Black/Latino Voter Turnout in Liberal NYC is High but the Quality of Citizenship Remains Low: Court Monitoring Project says Blacks/Latinos Make Up 90% of All NYPD Arrests, Mostly for Victimless Crimes

From [HERE] My organization, the Police Reform Organizing Project, just released “Where’s the Outrage,” the 13th annual report of our Court Monitoring Project. Over the last eight years, PROP volunteers and representatives, numbering over 100 people through the years, have observed more than 7,000 cases in the arraignment parts of New York City’s criminal courts. About 90% of the cases have involved NYPD arrests of New Yorkers of color.

Perhaps a better name for our organization is the Police Monitoring Project, given that its central purpose is to track and report on NYPD arrest practices. Everyone who gets arrested in this city has to be arraigned. So as a reliable way of educating ourselves and the public about critical NYPD policies, we began eight years ago visiting the arraignment parts of the city four major criminal courts in Brooklyn, Queens, the Bronx and Manhattan.

Similar to the findings of all our previous publications, this year’s report establishes that the vast majority of the offenses that police charge New Yorkers with do not involve violence or threats to public safety, but rather reflect the defendants’ own compromised and distressing life circumstances: poverty, homelessness, drug addiction and/or mental illness.

Some charges that we often see include: petty larceny, disorderly conduct, controlled substance in the seventh degree and mischief.
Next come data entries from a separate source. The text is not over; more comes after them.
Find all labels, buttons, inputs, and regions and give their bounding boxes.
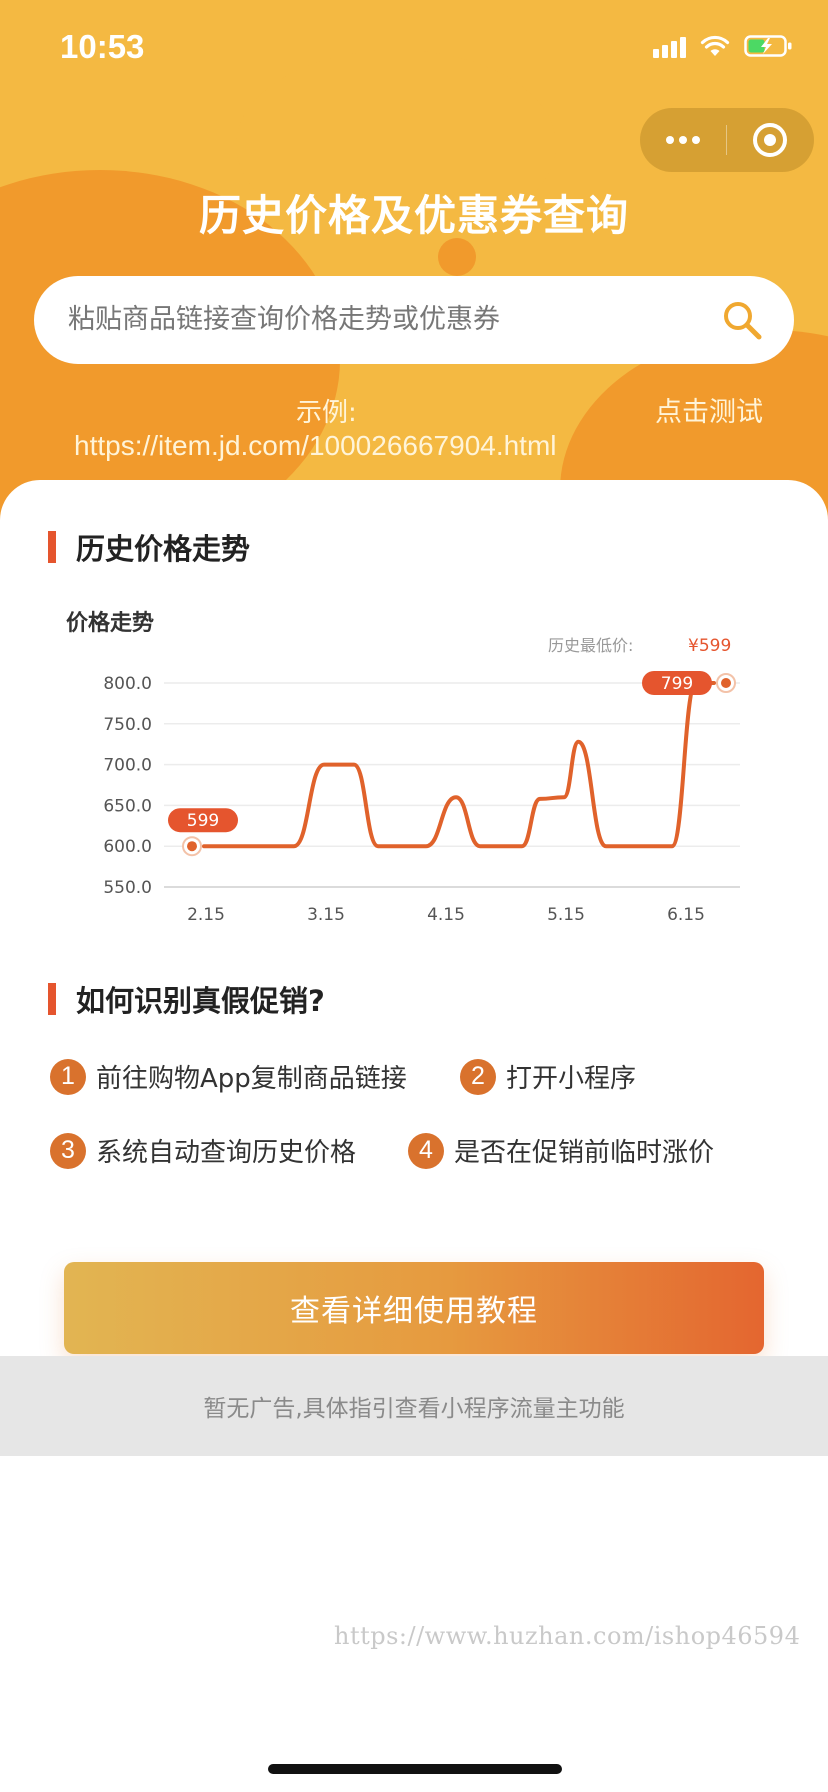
- decor-dot: [438, 238, 476, 276]
- view-tutorial-button[interactable]: 查看详细使用教程: [64, 1262, 764, 1354]
- home-indicator: [268, 1764, 562, 1774]
- y-tick-label: 550.0: [103, 878, 152, 898]
- max-point-marker: [721, 678, 731, 688]
- watermark-text: https://www.huzhan.com/ishop46594: [334, 1622, 801, 1650]
- search-input[interactable]: 粘贴商品链接查询价格走势或优惠券: [34, 276, 794, 364]
- min-price-badge-label: 599: [187, 811, 219, 831]
- lowest-price-value: ¥599: [688, 636, 731, 656]
- step-label: 前往购物App复制商品链接: [96, 1064, 407, 1094]
- ad-placeholder: 暂无广告,具体指引查看小程序流量主功能: [0, 1356, 828, 1456]
- status-bar: 10:53: [0, 0, 828, 100]
- status-icons: [653, 34, 794, 58]
- step-item: 4 是否在促销前临时涨价: [408, 1132, 714, 1169]
- example-label: 示例:: [296, 398, 357, 428]
- lowest-price-label: 历史最低价:: [548, 636, 633, 655]
- step-item: 3 系统自动查询历史价格: [50, 1132, 356, 1169]
- x-tick-label: 3.15: [307, 905, 345, 925]
- x-tick-label: 5.15: [547, 905, 585, 925]
- y-tick-label: 700.0: [103, 756, 152, 776]
- more-menu-button[interactable]: [640, 136, 726, 144]
- x-tick-label: 2.15: [187, 905, 225, 925]
- y-tick-label: 750.0: [103, 715, 152, 735]
- step-number: 1: [50, 1058, 86, 1095]
- signal-icon: [653, 34, 686, 58]
- section-title-howto: 如何识别真假促销?: [76, 984, 325, 1018]
- mini-program-capsule: [640, 108, 814, 172]
- ad-text: 暂无广告,具体指引查看小程序流量主功能: [203, 1396, 625, 1422]
- chart-title: 价格走势: [66, 610, 154, 636]
- section-header-trend: 历史价格走势: [48, 526, 250, 568]
- step-number: 2: [460, 1058, 496, 1095]
- test-link[interactable]: 点击测试: [655, 390, 763, 429]
- view-tutorial-label: 查看详细使用教程: [290, 1294, 538, 1329]
- x-tick-label: 6.15: [667, 905, 705, 925]
- step-item: 1 前往购物App复制商品链接: [50, 1058, 407, 1095]
- price-trend-chart: 价格走势 历史最低价: ¥599 800.0 750.0 700.0 650.0 600…: [66, 610, 740, 925]
- section-marker: [48, 531, 56, 563]
- page-title: 历史价格及优惠券查询: [198, 191, 629, 240]
- step-label: 系统自动查询历史价格: [96, 1138, 357, 1168]
- search-placeholder: 粘贴商品链接查询价格走势或优惠券: [68, 304, 500, 335]
- battery-charging-icon: [744, 34, 794, 58]
- step-number: 4: [408, 1132, 444, 1169]
- y-tick-label: 650.0: [103, 796, 152, 816]
- section-marker: [48, 983, 56, 1015]
- close-mini-program-button[interactable]: [727, 123, 813, 157]
- target-icon: [753, 123, 787, 157]
- search-icon[interactable]: [720, 298, 764, 342]
- min-point-marker: [187, 841, 197, 852]
- example-url[interactable]: https://item.jd.com/100026667904.html: [74, 430, 557, 462]
- section-title-trend: 历史价格走势: [76, 532, 251, 566]
- step-number: 3: [50, 1132, 86, 1169]
- section-header-howto: 如何识别真假促销?: [48, 978, 325, 1020]
- max-price-badge-label: 799: [661, 674, 693, 694]
- step-label: 打开小程序: [506, 1064, 637, 1094]
- step-item: 2 打开小程序: [460, 1058, 636, 1095]
- x-tick-label: 4.15: [427, 905, 465, 925]
- wifi-icon: [700, 34, 730, 58]
- step-label: 是否在促销前临时涨价: [454, 1138, 715, 1168]
- status-time: 10:53: [60, 28, 145, 65]
- y-tick-label: 800.0: [103, 674, 152, 694]
- y-tick-label: 600.0: [103, 837, 152, 857]
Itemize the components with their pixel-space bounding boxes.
Supporting this point are our consistent findings that, on any given day, 85-100% of the defendants walk out of the courtroom and return to the community. Neither the judges nor prosecutors considered the defendants to be dangerous people. Also noteworthy is that the NYPD’s own stats, reflecting its focus on “broken windows” style policing, show that a majority of its arrests are for misdemeanor and lesser charges.

The skewed numbers and harsh human reality we regularly observe in our city’s criminal courts are not an accident. They are a function of NYPD policy and practice going back many years entailing targeting and criminalizing large groups of marginalized New Yorkers: African-Americans and Latinos and the unhoused, drug-addicted, mentally ill and other vulnerable individuals.

Here are several cases that we have observed illustrating our point about the daily harm and human damage that result directly from NYPD arrest practices:

A Black man is arrested on a theft of services charge. In a highly unusual, rarely seen move in the courtroom, the judge with the DA’s consent dismisses the charge. I follow the man — he’s accompanied by an older woman who I presume is his mother — and ask about the circumstances of the case. The woman responds: The man (who doesn’t speak in the ensuing conversation)n is, in fact, her son. He suffers from autism, the mother explains, a 30-year-old man with the mind of a 6-year-old. He loves to go for walks, especially in Central Park. On this occasion, he stopped in a restaurant there and ate lunch, but, since he had no money, couldn’t pay the bill. The restaurant called the police who arrested the man. The mother says: My son has no idea what happened today in court or what happened when he was arrested and locked up.

A Black woman in Brooklyn is arrested on a petty larceny charge. She was in a grocery store with her two daughters, who attempted to leave the place with fish hidden under their coats. Apparently not knowing where her girls are, she seems distraught. The judge releases her with the directive that she has to return at a later date as her case continues to be processed by the courts.

A disabled and elderly Black woman is arrested in Manhattan, also on a petty larceny charge; petty larceny is the NYPD’s second most common misdemeanor arrest. The judge releases her, and, with the aid of a cane, she hobbles out of the courtroom. We follow her and ask about her case. She says that she had taken a package of ham and eggs from the Pathmark in Harlem. We ask why. Perhaps surprised by our question, she explains that she was hungry.

We ask: “Where’s the outrage?” because, while our society does address its racial bias, the specific issues raised are more likely to focus on matters like: Did Hollywood nominate enough Black actors for an Oscar or how many coaches of color patrol the sidelines of NFL football games? Even regarding racist policing, we pay the most attention in response to shocking incidents of unjustified racial violence caught on video, rather than on the long-standing damage done daily which actually fosters an institutional culture in police departments that make inevitable tragedies like the killings of Eric Garner, Breanna Taylor and George Floyd.

As long as our politicians and media representatives persist in presenting police departments as the benighted agents of justice and safety and fail to acknowledge and expose the daily racist toll of law enforcement practices, the fundamental reforms required will be out of reach. We know from history that public outrage helped drive movements that have led to significant reforms in policy and practice: civil rights in the 50s and 60s; the marches and other actions calling for an end to the Vietnam war; the LGBT community’s activities pressing for an effective response to the AIDS epidemic, and more recently, the MeToo movement. Similarly, we urgently need the public outrage that harsh and harmful police practices have regrettably merited for us to achieve what we as Americans and New Yorkers aspire to: a truly just, safe and inclusive city and country.